AFFORDABLE HEALTHCARE

Relief as WHO approves low-cost drug for breast cancer treatment

A single dose of Trastuzumab, also known as Herceptin in Kenya, goes for more than Sh150,000

In Summary

About half of women diagnosed with the disease die each year with expensive costs blamed for lack f treatment

WHO director-general Tedros Adhanom at a press conference outside Afya House in Nairobi
GREEN LIGHT GIVEN: WHO director-general Tedros Adhanom at a press conference outside Afya House in Nairobi
Image: FILE

 

Breast cancer patients have gotten some relief after the World Health Organization approved the use of a low-cost drug to treat the disease.

Cancer treatment is very expensive and WHO said affordable medicine will cushion patients from poor families against prohibitive costs.

WHO said Trastuzumab, the breast cancer drug, has proven to be life-saving.

A single dose of Trastuzumab, also known as Herceptin in Kenya, goes for more than Sh150,000. WHO said the drug is vital for aggressive breast cancer.

The biosimilar version of the drug is expected to push the price downward by 65 per cent.

Trastuzumab was included in the WHO Essential Medicines List in 2015 as an essential treatment for about 20 per cent of strands of breast cancer.

With time, it has shown high efficacy in curing early stage breast cancer and in some cases more advanced forms of the disease, WHO said.

The WHO on Wednesday gave its quality seal of approval to a biologically similar formulation of the breast cancer drug.

On June 25 last year, the Kenya Network of Cancer Organisation wrote to the ministry expressing concern at the unavailability of the drug.

Statistics from the 2018 GLOBOCAN report by the WHO’s International Agency for Research on Cancer shows the disease is the leading type of cancer diagnosed in Kenya.

Out of the approximately 6,000 (5,985) women diagnosed with breast cancer each year, about half (2,553) die.

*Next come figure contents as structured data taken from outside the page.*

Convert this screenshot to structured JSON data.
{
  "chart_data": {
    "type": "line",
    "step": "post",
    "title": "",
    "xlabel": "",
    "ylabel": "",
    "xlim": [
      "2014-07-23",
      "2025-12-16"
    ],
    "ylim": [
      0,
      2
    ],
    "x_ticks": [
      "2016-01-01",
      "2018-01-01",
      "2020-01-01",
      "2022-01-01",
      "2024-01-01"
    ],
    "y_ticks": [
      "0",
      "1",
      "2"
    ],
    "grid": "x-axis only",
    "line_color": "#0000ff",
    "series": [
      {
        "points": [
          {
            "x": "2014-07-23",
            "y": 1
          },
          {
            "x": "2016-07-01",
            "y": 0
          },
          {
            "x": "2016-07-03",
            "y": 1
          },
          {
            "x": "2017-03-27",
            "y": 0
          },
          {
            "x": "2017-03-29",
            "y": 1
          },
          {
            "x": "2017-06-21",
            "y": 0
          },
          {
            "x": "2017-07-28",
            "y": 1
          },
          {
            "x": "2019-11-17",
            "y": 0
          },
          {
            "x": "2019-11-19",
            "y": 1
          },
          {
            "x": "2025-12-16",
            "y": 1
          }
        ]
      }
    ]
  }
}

WHO says the approval of the use of Trastuzumab for treatment will reduce the deaths. Breast cancer remains the most common form of cancer in women according to the UN agency.

More than 2.1 million women were diagnosed with the disease in 2018.

More than 630,000 of them died, many because of late diagnosis and lack of access to affordable treatment.

WHO prequalification of biosimilar trastuzumab is good news for women everywhere,” WHO director-general Tedros Adhanom Ghebreyesus said.

The drug is produced by Dutch-based firm Samsung Bioepis and is the first trastuzumab product to be assessed by WHO and found comparable to the originator product in terms of efficacy, safety and quality, the global health agency said.

Prequalification means WHO has assessed the medicine and it meets international standards, making it eligible for procurement by national health authorities.

“Women in many cultures suffer from gender disparity when it comes to accessing health services. In poor countries, there is the added burden of a lack of access to treatment for many, and the high cost of medicines. Effective, affordable breast cancer treatment should be a right for all women, not the privilege of a few.”

Even though a few biosimilars of the drug have come to market in the last five years, none had been prequalified by WHO.

“We need to act now and try to avoid more preventable deaths,” WHO assistant director-general for Medicines and Health Products Mariângela Simão said.

“The availability of biosimilars has decreased prices, making even innovative treatments more affordable and hopefully available to more people.”

A recent WHO study of breast cancer in sub-Saharan Africa found that of 1,325 women surveyed in three countries, cancer treatment had not been initiated within one year of diagnosis for 227 (17 per cent) and for 185 (14 per cent) women with stage I-III disease.

Self-reported treatment barriers confirmed costs as a major contributor to not receiving medication.

WHO’s International Agency for Research on Cancer estimates that by 2040, the number of diagnosed breast cancer cases will reach 3.1 million, with the greatest increase in low- and middle-income countries.

WHO prequalification is a seal of good quality that makes a drug company’s product eligible for bulk procurement by United Nations agencies.

But in the case of drugs for cancer and other non-communicable diseases, there are almost no UN-based donor programmes for procurement and supply to low-income countries.

In July 2018, WHO launched a pilot project expanding the scope of prequalification to two biotherapeutic medicines, including rituximab used to treat certain leukemias and lymphomas, along with trastuzumab, as a step towards making some of the most expensive treatments for cancer more widely available in low- and middle-income countries.

Biotherapeutic medicines, which are produced from biological sources such as cells rather than synthesized chemicals, are important treatments for some cancers and other non-communicable diseases.

Like generic medicines, biosimilars can be much less expensive versions of innovator biotherapeutics while keeping the same effectiveness.